People v. Fernandes

Appeal by the defendant from a judgment of the Supreme Court, Kings County (Leventhal, J.), rendered May 8, 2007, convicting him of attempted assault in the second degree, upon a jury verdict, and imposing sentence. The appeal brings up for review the denial, after a hearing, of that branch of the defendant’s omnibus motion which was to suppress his statement to law enforcement officials.

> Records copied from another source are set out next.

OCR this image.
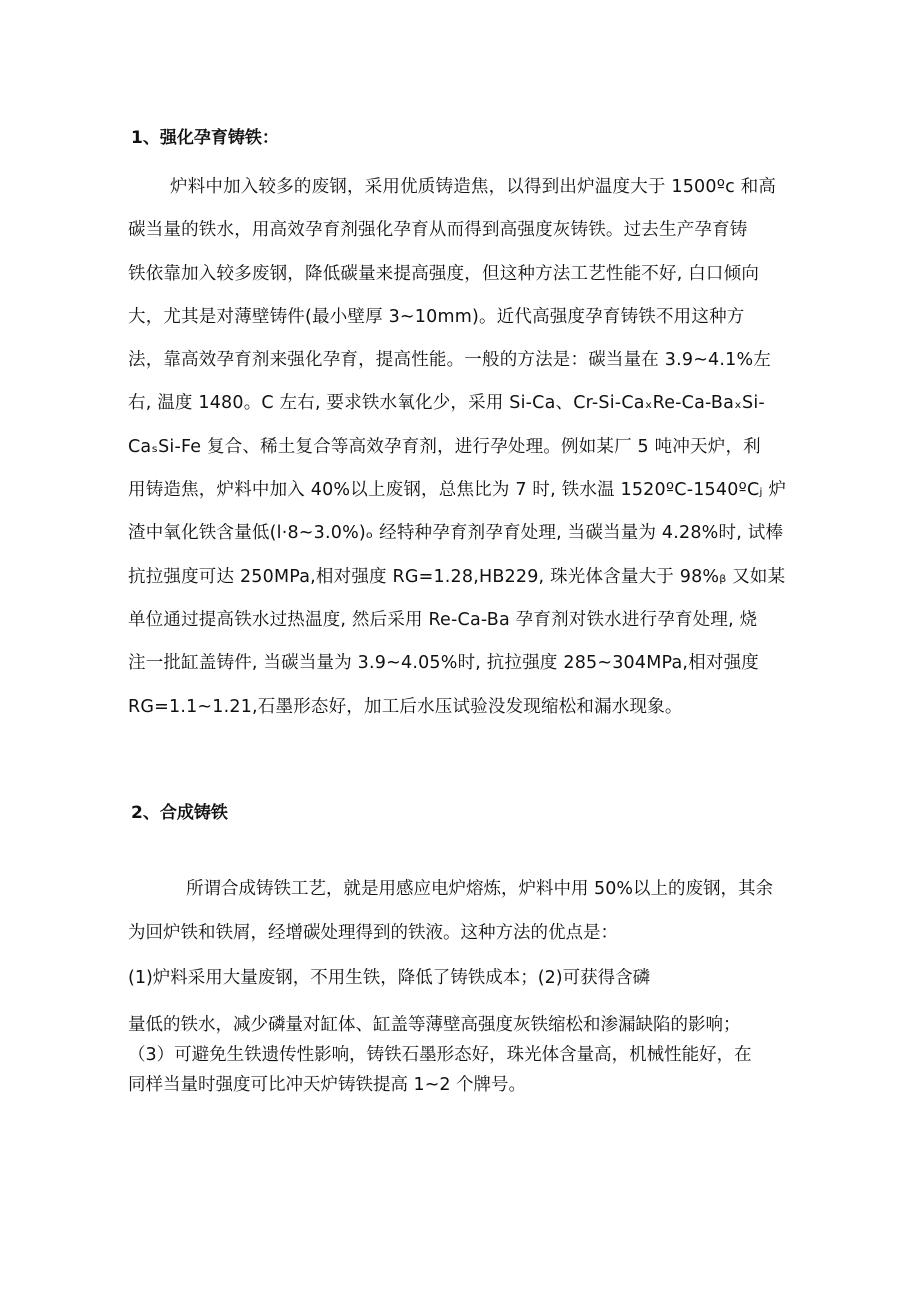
1、强化孕育铸铁：
炉料中加入较多的废钢，采用优质铸造焦，以得到出炉温度大于 1500ºc 和高
碳当量的铁水，用高效孕育剂强化孕育从而得到高强度灰铸铁。过去生产孕育铸
铁依靠加入较多废钢，降低碳量来提高强度，但这种方法工艺性能不好, 白口倾向
大，尤其是对薄壁铸件(最小壁厚 3~10mm)。近代高强度孕育铸铁不用这种方
法，靠高效孕育剂来强化孕育，提高性能。一般的方法是：碳当量在 3.9~4.1%左
右, 温度 1480。C 左右, 要求铁水氧化少，采用 Si-Ca、Cr-Si-CaₓRe-Ca-BaₓSi-
CaₛSi-Fe 复合、稀土复合等高效孕育剂，进行孕处理。例如某厂 5 吨冲天炉，利
用铸造焦，炉料中加入 40%以上废钢，总焦比为 7 时, 铁水温 1520ºC-1540ºCⱼ 炉
渣中氧化铁含量低(l·8~3.0%)ₒ 经特种孕育剂孕育处理, 当碳当量为 4.28%时, 试棒
抗拉强度可达 250MPa,相对强度 RG=1.28,HB229, 珠光体含量大于 98%ᵦ 又如某
单位通过提高铁水过热温度, 然后采用 Re-Ca-Ba 孕育剂对铁水进行孕育处理, 烧
注一批缸盖铸件, 当碳当量为 3.9~4.05%时, 抗拉强度 285~304MPa,相对强度
RG=1.1~1.21,石墨形态好，加工后水压试验没发现缩松和漏水现象。
2、合成铸铁
所谓合成铸铁工艺，就是用感应电炉熔炼，炉料中用 50%以上的废钢，其余
为回炉铁和铁屑，经增碳处理得到的铁液。这种方法的优点是：
(1)炉料采用大量废钢，不用生铁，降低了铸铁成本；(2)可获得含磷
量低的铁水，减少磷量对缸体、缸盖等薄壁高强度灰铁缩松和渗漏缺陷的影响；
（3）可避免生铁遗传性影响，铸铁石墨形态好，珠光体含量高，机械性能好，在
同样当量时强度可比冲天炉铸铁提高 1~2 个牌号。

Ordered that the judgment is affirmed.

The record supports the hearing court’s determination that the defendant’s statement, taken after he was placed in custody but before Miranda warnings (see Miranda v Arizona, 384 US 436 [1966]) were given, was made voluntarily and spontaneously and was not the product of police interrogation or its functional equivalent (see People v Lynes, 49 NY2d 286, 294 [1980]; People v Nevone, 258 AD2d 944 [1999]; People v Harrison, 251 AD2d 681 [1998]; People v Zanders, 241 AD2d 531 [1997]).

Contrary to the defendant’s contention, the court properly admitted into evidence a statement made by the complainant’s then-10-year-old daughter shortly after she witnessed the subject crime and struggled with the defendant over the weapon used in the crime, under the excited utterance exception to the hearsay rule (see People v Edwards, 47 NY2d 493, 497 [1979]; People v Donahue, 50 AD3d 820, 821 [2008]; People v Rodriguez, 306 AD2d 686, 688 [2003]). Mastro, J.P., Skelos, Santucci and Hall, JJ., concur.